Esasen tüm demokratik sistemler insan aklından çıkan kanunlara dayandığından, kanunların Allah’la bir ilişkisi bulunmaz. Dolayısıyla bu kanunların ruhu yoktur. Uygulayıcılar da, Allah’tan sakınma, çekinme ya da korkma gibi bir mefhuma sahip değiller ki; hangi hakkaniyet ölçüsüyle hareket edileceği meçhul olduğu gibi, kanunlar her zaman delinmeye, güce boyun büktürülmeye yani yargıya talimat verilmesine, keyfî bir şekilde militanca uygulanmaya, istenildiğinde görmezden gelinmeye, “reform” adı altında üzerinde her türlü oynanmaya açık hükümlerdir. Bu yüzden kokuşmuş demokratik sistemlerde reformların sonu gelmez. Her defasında kokuşmuşluğu örtbas etmek için makyajlayıp yeniymiş gibi sunmaya ihtiyaç duyarlar. Nitekim bu makyajlardan biri de 12 Eylül 2010 referandumu ile hayatımıza giren Avrupa İnsan Hakları Mahkemesi’ne taşınmadan önce hak ihlallerini gidermek üzere AYM’ye bireysel başvuru hakkının verilmesiydi. Sözde hukuk devletinin anayasasında 153. Madde de AYM kararlarının, “yasama, yürütme ve yargı organlarını, idare makamlarını, gerçek ve tüzel kişileri bağlayıcı” olduğu açıkça belirtilmişken, bu kararların istenildiğinde nasıl görmezden gelindiği, yasal izinleri alınmış olmasına rağmen yapılması engellenen “Dünya Hilâfet’e Neden Muhtaç?” başlıklı konferans yargıya konu bile edilmemesi gerekirken, Köklü Değişim yazarlarımızdan, Mahmut KAR, Abdullah İMAMOĞLU, Musa BAYOĞLU ve Osman YILDIZ hakkında -konuşmalarını yapamamış olmalarına rağmen- toplamda 52,5 yıl ceza talebinde bulunan savcılıkça verilen mütalaada görüldü. Mütalaada zikredilen gerekçeler, AYM’nin Hizb-ut Tahrir yargılamalarına ilişkin defalarca verdiği “hak ihlali” kararlarına inat, hatta “hak ihlali” kararına gerekçe oluşturan aynı cümlelerin tekrarlandığı -özetle “her ne kadar hiçbir şiddete bulaşmamış olsa da, Hilafet Devleti kurulduğunda gayri Müslim devletlere savaş açacağından ileride silahlanacaktır” şeklindeki- absürt ifadelerden oluşuyor.

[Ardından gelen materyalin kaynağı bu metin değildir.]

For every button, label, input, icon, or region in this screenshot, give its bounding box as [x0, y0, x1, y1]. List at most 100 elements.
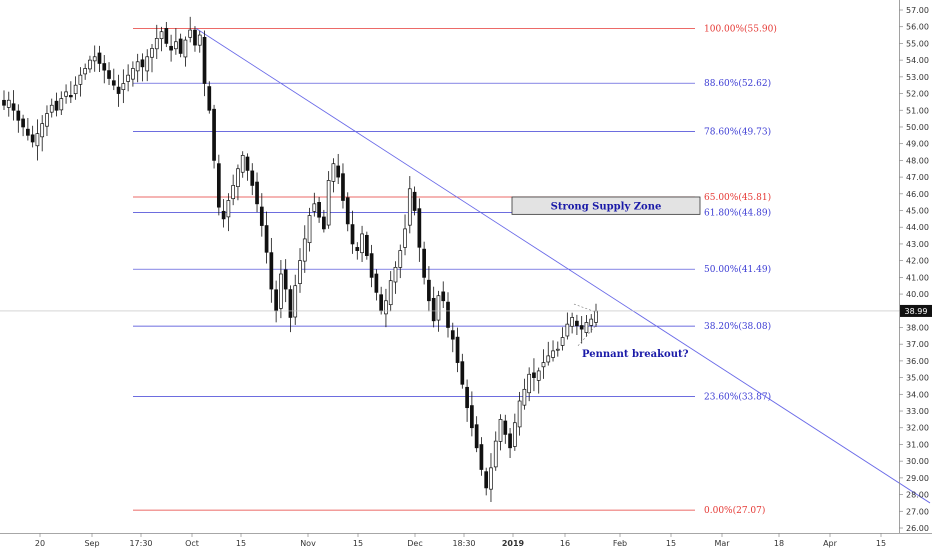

Aynı şekilde AYM’nin Hizb-ut Tahrir yargılamaları hakkında verdiği ilk “hak ihlali” ve “yeniden yargılanma” kararı verilen Köklü Değişim yazarlarımızdan Yılmaz ÇELİK hakkında Ankara 7. Ağır Ceza Mahkemesi önce kendisine intikal eden AYM kararına muvafakat edip –sözde- yeniden yargılamaya başlamış ve yeniden yargılama sonunda da -sanki hiç “hak ihlali” kararı ortada yokmuş gibi-, AYM kararlarını adeta tanımayarak eski cezayı (7,5 yıl) yeniden vermiştir.

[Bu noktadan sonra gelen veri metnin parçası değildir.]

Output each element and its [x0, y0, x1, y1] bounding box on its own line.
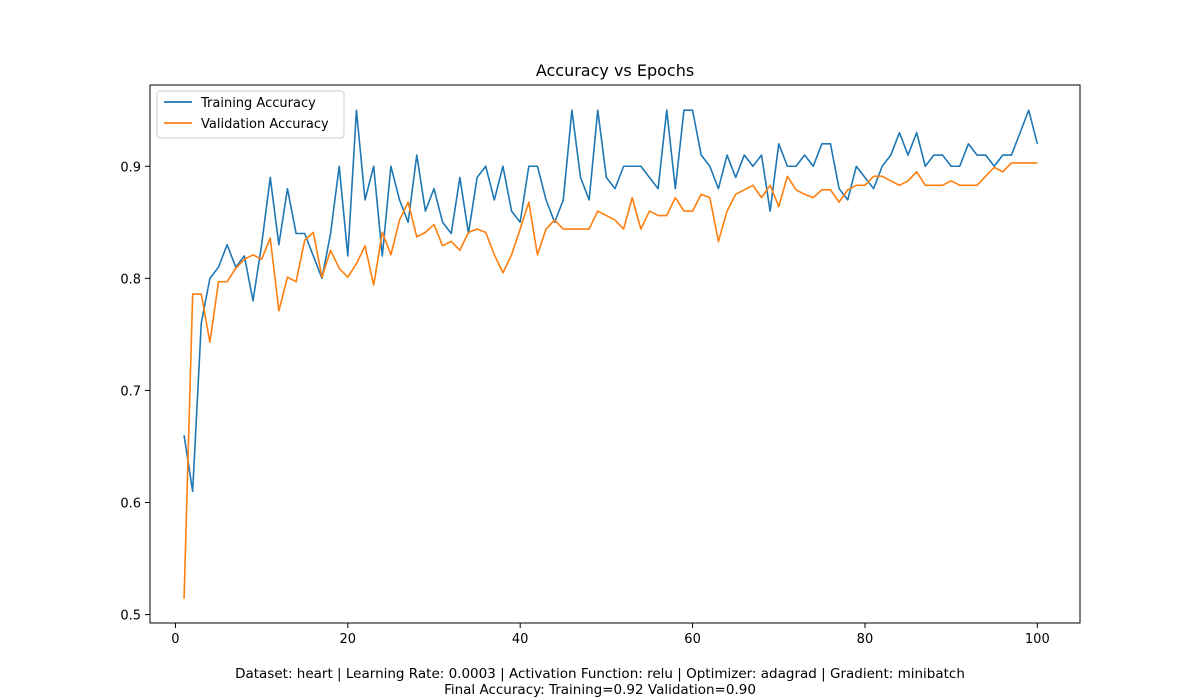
x-tick-label: 20	[340, 632, 357, 647]
x-tick-label: 100	[1025, 632, 1050, 647]
y-tick-label: 0.8	[120, 272, 141, 287]
x-tick-label: 60	[684, 632, 701, 647]
series-layer	[183, 109, 1039, 599]
run-config-caption: Dataset: heart | Learning Rate: 0.0003 |…	[235, 666, 965, 682]
y-tick-label: 0.7	[120, 384, 141, 399]
y-tick-label: 0.5	[120, 609, 141, 624]
y-tick-label: 0.9	[120, 160, 141, 175]
plot-frame	[149, 84, 1081, 624]
legend-label: Validation Accuracy	[201, 117, 329, 132]
y-axis: 0.5 0.6 0.7 0.8 0.9	[120, 160, 150, 624]
legend-label: Training Accuracy	[200, 96, 316, 111]
legend-box	[156, 90, 345, 139]
x-axis: 0 20 40 60 80 100	[171, 623, 1050, 647]
plot-area	[149, 84, 1081, 624]
x-tick-label: 0	[171, 632, 179, 647]
chart-title: Accuracy vs Epochs	[536, 61, 694, 80]
final-accuracy-caption: Final Accuracy: Training=0.92 Validation…	[444, 682, 756, 698]
series-line-validation-accuracy	[183, 162, 1038, 599]
x-tick-label: 40	[512, 632, 529, 647]
series-line-training-accuracy	[183, 109, 1039, 493]
y-tick-label: 0.6	[120, 497, 141, 512]
x-tick-label: 80	[857, 632, 874, 647]
legend: Training Accuracy Validation Accuracy	[156, 90, 345, 139]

Mademki AYM ve kararları yerel mahkemelerce tanınmayacak, öyleyse AYM niye var? “Bireysel Başvuru Hakkı” diye bir hak niye tanındı? Hukukçuların görevi, hak ve hukuka sadakat göstermek iken, “siyasi/sivil vesayet”e sadakat olursa hâl böyle olur. Tabii aldığı kararlar nedeniyle siyasiler tarafından topa tutularak itibarsızlaştırılan AYM’ye ilk derece mahkemeleri niye itibar etsin? AYM kararlarını uygulamayan mahkemeler aldıkları kararların bağımsız olduğunu iddia edebilir mi? Bu ilk derece mahkemeleri AYM kararlarını uygulamayarak bağımsız hareket etmiş olmuyorlar, sadece hukuktan, adaletten, bağlı olduklarını iddia ettikleri yasalardan bağımsız hareket etmiş oluyorlar.
Meseleyi hiç uzatmaya gerek yok, ey siyasi/sivil vesayetin aktörleri! Çıkarın baklayı ağzınızdan; ilk derece mahkemelere tanımamaları için göz kırptığınız, itibarsızlaştırdığınız Anayasa Mahkemesi’ni kapatın ve Bireysel Başvuru Hakkını da iptal edin. Şunu unutmayın: Hizb-ut Tahrir gençleri AYM ve bireysel başvuru hakkına güvenerek İslâm’ın emin bekçileri olma ve İslâmi hayatı yeniden başlatma çalışmasına girişmediler; bilakis onlar yalnızca sizin de Rabbiniz, Âlemlerin de Rabbi olan Allah *Subhanehu ve Teâlâ’*ya güvendiler. Bizim burada AYM ve hak ihlali kararlarına uyulmadığını dile getirmemiz sadece kendi ilkelerinizi hatırlatıp “mücadele edecekseniz ‘mertçe’ mücadele edin, Allah’tan korkmuyorsunuz bari insanlardan utanın!” demek içindir, vesselam.